Empirical Frequentist Coverage of Deep Learning Uncertainty Quantification Procedures
Round 1
Reviewer 1 Report
The manuscript proposes to measure quality of uncertainty quantification (UQ) schemes for deep learning models using two criteria: coverage (of confidence sets/intervals) and their size. For the former, there is some desired level, such as 95%, and for the latter, smaller size is better, as long as the coverage is at least as large as the desired level. The authors use apply two criteria in several simulation studies to show that they shed light on the quality of various UQ approaches.

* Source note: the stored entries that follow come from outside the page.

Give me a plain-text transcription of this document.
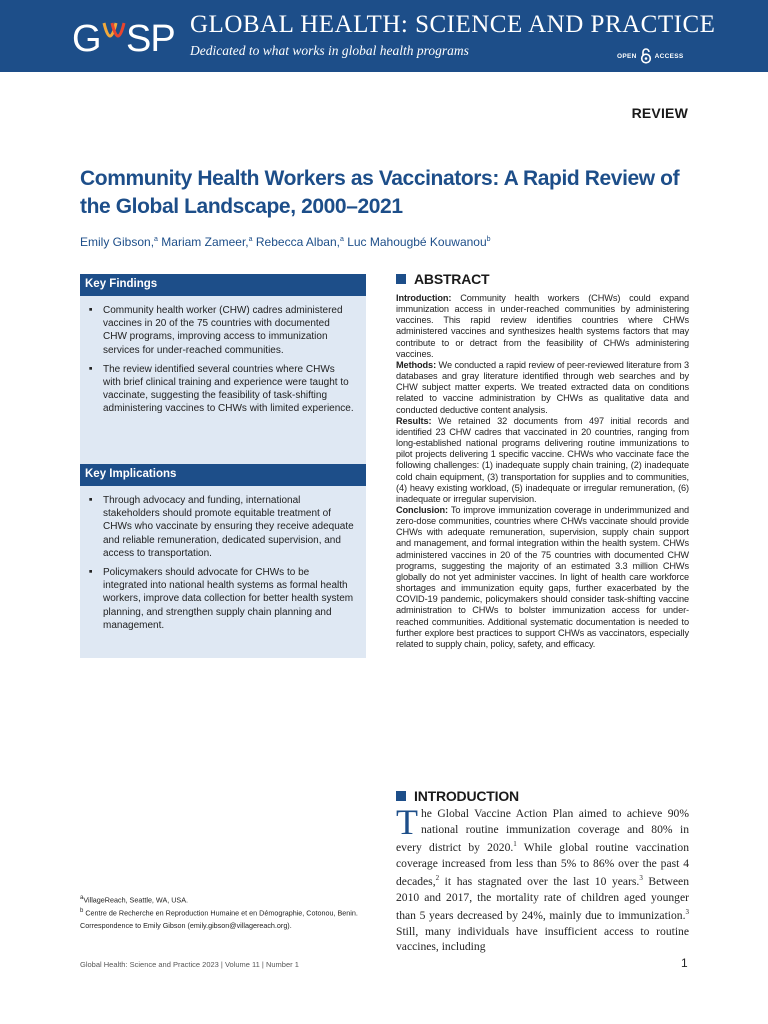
G SP GLOBAL HEALTH: SCIENCE AND PRACTICE
Dedicated to what works in global health programs	OPEN	ACCESS
REVIEW
Community Health Workers as Vaccinators: A Rapid Review of the Global Landscape, 2000–2021
Emily Gibson,$^a$ Mariam Zameer,$^a$ Rebecca Alban,$^a$ Luc Mahougbé Kouwanou$^b$
Key Findings
■ Community health worker (CHW) cadres administered vaccines in 20 of the 75 countries with documented CHW programs, improving access to immunization services for under-reached communities.
■ The review identified several countries where CHWs with brief clinical training and experience were taught to vaccinate, suggesting the feasibility of task-shifting administering vaccines to CHWs with limited experience.
Key Implications
■ Through advocacy and funding, international stakeholders should promote equitable treatment of CHWs who vaccinate by ensuring they receive adequate and reliable remuneration, dedicated supervision, and access to transportation.
■ Policymakers should advocate for CHWs to be integrated into national health systems as formal health workers, improve data collection for better health system planning, and strengthen supply chain planning and management.
ABSTRACT

Introduction: Community health workers (CHWs) could expand immunization access in under-reached communities by administering vaccines. This rapid review identifies countries where CHWs administered vaccines and synthesizes health systems factors that may contribute to or detract from the feasibility of CHWs administering vaccines.

Methods: We conducted a rapid review of peer-reviewed literature from 3 databases and gray literature identified through web searches and by CHW subject matter experts. We treated extracted data on conditions related to vaccine administration by CHWs as qualitative data and conducted deductive content analysis.

Results: We retained 32 documents from 497 initial records and identified 23 CHW cadres that vaccinated in 20 countries, ranging from long-established national programs delivering routine immunizations to pilot projects delivering 1 specific vaccine. CHWs who vaccinate face the following challenges: (1) inadequate supply chain training, (2) inadequate cold chain equipment, (3) transportation for supplies and to communities, (4) heavy existing workload, (5) inadequate or irregular remuneration, (6) inadequate or irregular supervision.

Conclusion: To improve immunization coverage in underimmunized and zero-dose communities, countries where CHWs vaccinate should provide CHWs with adequate remuneration, supervision, supply chain support and management, and formal integration within the health system. CHWs administered vaccines in 20 of the 75 countries with documented CHW programs, suggesting the majority of an estimated 3.3 million CHWs globally do not yet administer vaccines. In light of health care workforce shortages and immunization equity gaps, further exacerbated by the COVID-19 pandemic, policymakers should consider task-shifting vaccine administration to CHWs to bolster immunization access for under-reached communities. Additional systematic documentation is needed to further explore best practices to support CHWs as vaccinators, especially related to supply chain, policy, safety, and efficacy.

INTRODUCTION
The Global Vaccine Action Plan aimed to achieve 90% national routine immunization coverage and 80% in every district by 2020.$^1$ While global routine vaccination coverage increased from less than 5% to 86% over the past 4 decades,$^2$ it has stagnated over the last 10 years.$^3$ Between 2010 and 2017, the mortality rate of children aged younger than 5 years decreased by 24%, mainly due to immunization.$^3$ Still, many individuals have insufficient access to routine vaccines, including

$^a$VillageReach, Seattle, WA, USA.

$^b$ Centre de Recherche en Reproduction Humaine et en Démographie, Cotonou, Benin.

Correspondence to Emily Gibson (emily.gibson@villagereach.org).

Global Health: Science and Practice 2023 | Volume 11 | Number 1	1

Overall, I think the two proposed criteria are attractive because of their simplicity and interpretability. Of course, they have been explored in other contexts, but using them as metrics for UQ is not common as of yet. The simulations presented in this work are interesting and well-done, and they convincingly show the value of the authors' proposed evaluation method.
A few major questions/concerns.
(1) This proposal is deeply connected to conformal prediction, but the literature review of that subject is nearly absent from this work. I'd recommend Vovk, Gammerman, and Shafer's "Algorithmic Learning in a Random World" as the most important, general-purpose citation. Another recent overview is "A Gentle Introduction to Conformal Prediction and Distribution-Free Uncertainty Quantification" by Bates and Angelopoulos. Various specific citations should be included elsewhere. For example, for line 116, see "Bayes-optimal prediction with frequentist coverage control" by Hoff. For a discussion of how conformal relates to distribution shift, highly relevant to the experiments presented herein, see "Robust Validation: Confident Predictions Even When Distributions Shift" by Cauchois, Gupta, Ali, and Duchi and "Conformal Prediction Under Covariate Shift" by Tibshirani, Barber, Candes, and Ramdas.

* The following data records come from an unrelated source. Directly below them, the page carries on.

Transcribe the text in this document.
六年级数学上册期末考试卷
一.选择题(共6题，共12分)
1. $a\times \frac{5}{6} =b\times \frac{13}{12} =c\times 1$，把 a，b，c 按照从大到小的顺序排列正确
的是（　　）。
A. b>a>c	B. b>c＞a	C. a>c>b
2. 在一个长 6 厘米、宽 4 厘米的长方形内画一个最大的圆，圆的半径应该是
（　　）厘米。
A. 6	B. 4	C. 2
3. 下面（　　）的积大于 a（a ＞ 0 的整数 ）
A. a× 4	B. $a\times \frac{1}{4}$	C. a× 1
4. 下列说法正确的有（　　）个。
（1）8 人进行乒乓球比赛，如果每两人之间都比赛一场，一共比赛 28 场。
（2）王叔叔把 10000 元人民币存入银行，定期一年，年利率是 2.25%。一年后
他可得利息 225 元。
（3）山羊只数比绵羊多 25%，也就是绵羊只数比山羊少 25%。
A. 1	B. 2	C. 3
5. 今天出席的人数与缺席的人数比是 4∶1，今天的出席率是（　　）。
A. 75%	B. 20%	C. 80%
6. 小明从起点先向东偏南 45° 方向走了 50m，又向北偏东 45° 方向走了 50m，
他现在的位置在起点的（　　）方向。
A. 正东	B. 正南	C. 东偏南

(2) The size metric is not directly comparable for models with different coverage levels. For this reason, size plots such as the one in Figure 5 are hard to interpret. To make the comparison of different methods more meaningful, why not calibrate them all to have the same coverage level (with conformal prediction) and then compare sizes?
Minor points
(1) At various points, the document says that it is desirable to have "high levels of coverage". E.g., Line 196 and the caption of Figure 4. This is a little imprecise. I think that one wants coverage as close as possible to the nominal level (e.g., 95%), not as large as possible. The wording should be adjusted in such places.
(2) Figure 7 is small and currently hard to read.
(3) In Figure 5, why not present the results with no shift as well? It would help provide context to report the coverage and size without any shift.
Author Response
Please see the attachment
Author Response File: Author Response.pdf
Reviewer 2 Report
Although this work proposes a study that seems novel, it is very complicated to understand it properly due to the way it is organised. For example, the introduction uses formulas that are unnecessary at the time and whose elements are described later. There is a Background subsection and then a Related Work section with a single subsubsection, which makes no sense. Point 3.1 concerns the experimentation carried out or the results section needs an introduction indicating how it is approached. In the same section it would be necessary to explain in detail the different datasets used. The benchmark used is taken from previous publications, however, due to the fact that these are conference publications and the fundamental role they play in the article, they should be explained in detail to show their suitability for the study.
Also noteworthy is the bibliography used, which makes excessive use of works published in conferences and needs to be updated to studies published in prestigious journals.
As a minor comment, the black line in figure 1.a makes it difficult to read.
Author Response
Please see the attachment
Author Response File: Author Response.pdf
Reviewer 3 Report
1. In the Relate Works, the references studies are in long paragraphs. It would be more comprehensive to organize a literature review with some pros and cons.
2. The main objectives and contributions are not apparent in the introduction part.
3. The regression tasks, LL SVI, SVI, and Gaussian processes all had high levels of coverage across nearly all benchmarks. Authors require to compare with other existing models with similar datasets.
4. How authors choose the parameter of regression and classification; discuss more detail about the parameters (Preprocessing).
5. Describe the fact for the large-scale evaluation of the empirical frequentist coverage properties of well-known uncertainty quantification techniques on a suite of regression and classification tasks.
6. The procedure our your approach should result systematically, and the functionality of your models should be clear to understand.
7. Their large-scale empirical study assessed these methods on standard datasets such as MNIST, CIFAR-10, ImageNet, and other non-image-based datasets. Additionally, how do these datasets' translations, rotations, and corruptions to quantify performance under dataset shift? Discuss the merit of these datasets' translations, rotations, and corruptions, etc.
Author Response
Please see the attachment
Author Response File: Author Response.pdf
Round 2
Reviewer 2 Report
The article has been suitably improved by addressing and responding to the different comments made.
Reviewer 3 Report
The author responded to the reviewer's comments very well. The article may accept in the current form.